Xero Lifts Revenue 31% to $2.8 Billion on Xro Asx

Xero Lifts Revenue 31% to $2.8 Billion on Xro Asx

Xero’s xro asx result delivered 31% revenue growth to $2.8 billion in FY26, even as Melio acquisition costs weighed on profit. The numbers point to a business that is still expanding quickly in the US while absorbing the cost of that expansion in the income statement.

Xero revenue reaches $2.8 billion

31% revenue growth to $2.8 billion came alongside 18% growth in adjusted EBITDA to $757.4 million. That combination shows the group is scaling faster than many software peers, but the profit mix is being pulled by acquisition-related spending rather than a clean margin expansion.

240% US core revenue growth and 110,000 new US customers drove much of the momentum during the period. Xero said the US gain was boosted by the integration of Melio, the US bill pay platform it acquired during FY26, with the merger bringing accounting and payments onto one platform for customers in that market.

23% ARPC growth to $55.44 across the group gives a second read on the quarter-by-quarter machine: Xero is earning more from each customer even as it keeps adding them. Una said, “Our strong full year results demonstrate Xero's disciplined execution and macro-resilience.”

Melio and AI lift the US push

One of the clearest tensions in the result is that the same acquisition helping Xero deepen its US offer is also pressuring profit. Una said, “We have powerful momentum across our markets, and delivered strong EBITDA growth while absorbing Melio.”

Xero also extended its partnership with Anthropic to integrate Claude’s AI, ramped up GenAI-powered features including Just Ask Xero and smart document capture, and launched XeroForce in early testing. The company is pushing those tools into the product stack while it tries to turn the larger customer base into higher-value recurring revenue.

That sequence matters because the FY26 figures are not just a growth story; they are also a test of whether the US expansion can keep lifting revenue without letting acquisition drag outrun operating leverage. Xero’s quoted framing was explicit: “This has moved us beyond single-job workflows in the US by integrating Melio to unite accounting and payments on one platform.”

FY27 targets and buyback

$550 million in authorised buyback capacity for FY27 gives the board a tool to offset dilution from staff share-based compensation while the business keeps growing. Xero is pairing that capital return with guidance for operating revenue of $3.62 billion to $3.73 billion and adjusted EBITDA of $860 million to $920 million in FY27.

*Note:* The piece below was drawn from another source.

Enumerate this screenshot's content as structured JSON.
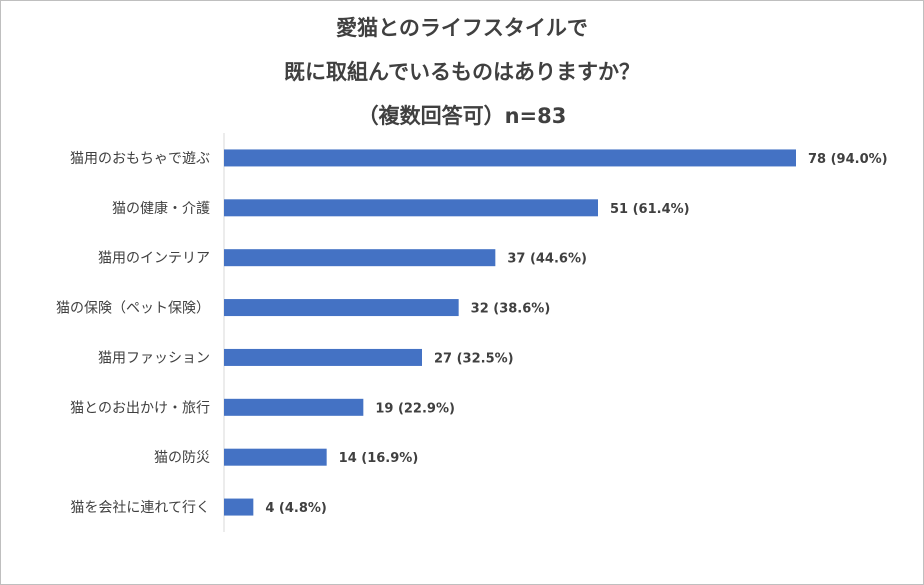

Those targets leave the next read-through simple for investors: the market is watching whether Xero can keep the US growth rate moving while converting the acquired base into cleaner earnings. Una put the longer game this way: “Globally, we are providing a small business financial operating system for the AI era, driving value for customers while deepening our technology foundations, compliance capability and data advantages, and driving stronger unit economics.”

Xero is aiming to double group revenue by FY28 compared with FY25, a goal that now sits against a share price that has fallen 53% over the past year even as the S&P/ASX 200 Index has risen 4%. That gap leaves the company needing execution, not just expansion, to close the distance between its operating numbers and the stock’s performance.